The model for delivering care to the developmentally disabled (DD) population is likely to undergo fundamental change, financially impacting the agencies and healthcare providers serving this market. One of the strategies New York state is developing in response to the high cost of Medicaid benefits for DD beneficiaries is the establishment of licensed managed care organizations that will coordinate care for this population on a capitated basis. These organizations will be called Developmental Disabilities Individual Support and Care Coordination Organizations (DISCOs).
In this paper, Milliman consultants describe the upcoming changes to the Medicaid benefit framework and some of the challenges facing the managed care organizations and providers serving this population. Here is an excerpt:
There has been much speculation about the financial structure of the DISCO program, and the state has not released many details. One possibility, consistent with New York’s other Medicaid managed care programs, is a system of capitation payments. Capitations are predetermined amounts paid to the managed care plans to cover the full amount of benefits, regardless of the amount of services a particular individual uses. These capitation payments are often risk-adjusted based on risk-assessment tools, in the case of the Managed Long-Term Care (MLTC) program,2 or based on members’ health claim diagnosis codes and other data, in the case of the Medicaid Managed Care program.

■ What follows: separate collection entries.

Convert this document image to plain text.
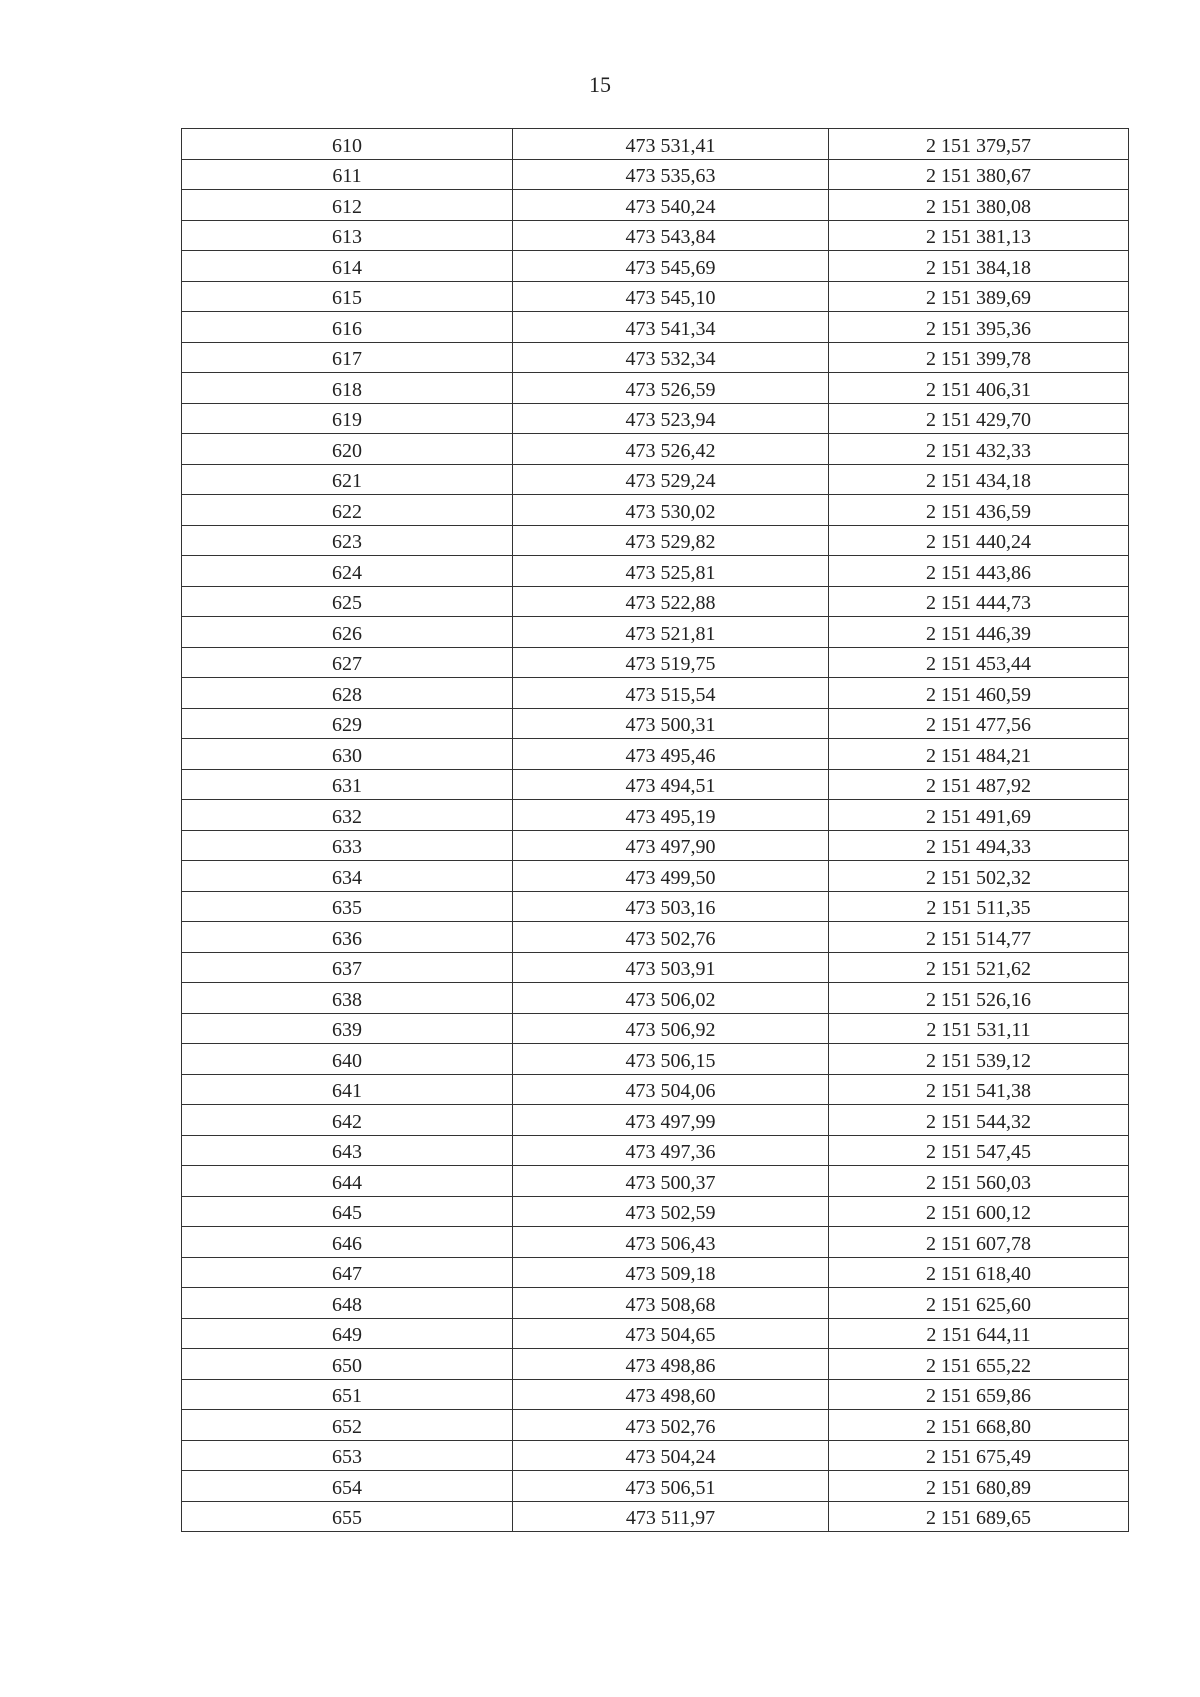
15
610	473 531,41	2 151 379,57
611	473 535,63	2 151 380,67
612	473 540,24	2 151 380,08
613	473 543,84	2 151 381,13
614	473 545,69	2 151 384,18
615	473 545,10	2 151 389,69
616	473 541,34	2 151 395,36
617	473 532,34	2 151 399,78
618	473 526,59	2 151 406,31
619	473 523,94	2 151 429,70
620	473 526,42	2 151 432,33
621	473 529,24	2 151 434,18
622	473 530,02	2 151 436,59
623	473 529,82	2 151 440,24
624	473 525,81	2 151 443,86
625	473 522,88	2 151 444,73
626	473 521,81	2 151 446,39
627	473 519,75	2 151 453,44
628	473 515,54	2 151 460,59
629	473 500,31	2 151 477,56
630	473 495,46	2 151 484,21
631	473 494,51	2 151 487,92
632	473 495,19	2 151 491,69
633	473 497,90	2 151 494,33
634	473 499,50	2 151 502,32
635	473 503,16	2 151 511,35
636	473 502,76	2 151 514,77
637	473 503,91	2 151 521,62
638	473 506,02	2 151 526,16
639	473 506,92	2 151 531,11
640	473 506,15	2 151 539,12
641	473 504,06	2 151 541,38
642	473 497,99	2 151 544,32
643	473 497,36	2 151 547,45
644	473 500,37	2 151 560,03
645	473 502,59	2 151 600,12
646	473 506,43	2 151 607,78
647	473 509,18	2 151 618,40
648	473 508,68	2 151 625,60
649	473 504,65	2 151 644,11
650	473 498,86	2 151 655,22
651	473 498,60	2 151 659,86
652	473 502,76	2 151 668,80
653	473 504,24	2 151 675,49
654	473 506,51	2 151 680,89
655	473 511,97	2 151 689,65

Although the state has been testing various risk-assessment tools over the past few years, there is currently no risk-adjustment mechanism for DD Medicaid beneficiaries in New York. Without a proven risk-adjustment tool, DISCOs may incur a great amount of risk because benefit costs vary widely among individuals, as seen in Table 1. Until such a mechanism can be developed, some experts suggest that DISCO premium rates should be based on member characteristics such as age, residential needs, and other factors that will more accurately predict their benefit costs. A major drawback of this approach, however, is that too many premium variations (or rate cells) could provide little incentive for DISCOs to truly transform the system.
A risk corridor program is another approach that could mitigate the risk for DISCOs until a risk-adjustment mechanism is in place. This approach has been used as part of the New York’s MLTC program for new members under mandatory enrollment. CMS is also using risk corridors as part of the individual and small group exchange programs in the commercial market. A typical risk corridor program establishes a per-member-per-month
(PMPM) budget, and if a plan’s actual costs are less than the budget, the plan retains a percentage of the savings, and the remainder is paid back to the state (or CMS). If actual costs are greater than the budget, then the state (or CMS) will share a portion of the losses with the plan.
Capital requirements for DISCOs are also a matter of speculation, given the high average cost of benefits per member. In New York, both start-up and ongoing capital requirements for Article 44 managed care plans are based on a percentage of premium or capitation revenue. In the case of MLTC plans, the capital requirement is set at a fixed rate of 5% of premium. However, other managed care plans are required to hold 5% of premium in the initial year of operation, and the required percent of premium increases by one percentage point each subsequent year until reaching 12.5%. The state has hinted that the capital requirement for DISCOs may be less than other types of managed care plans, but actual details have not been released.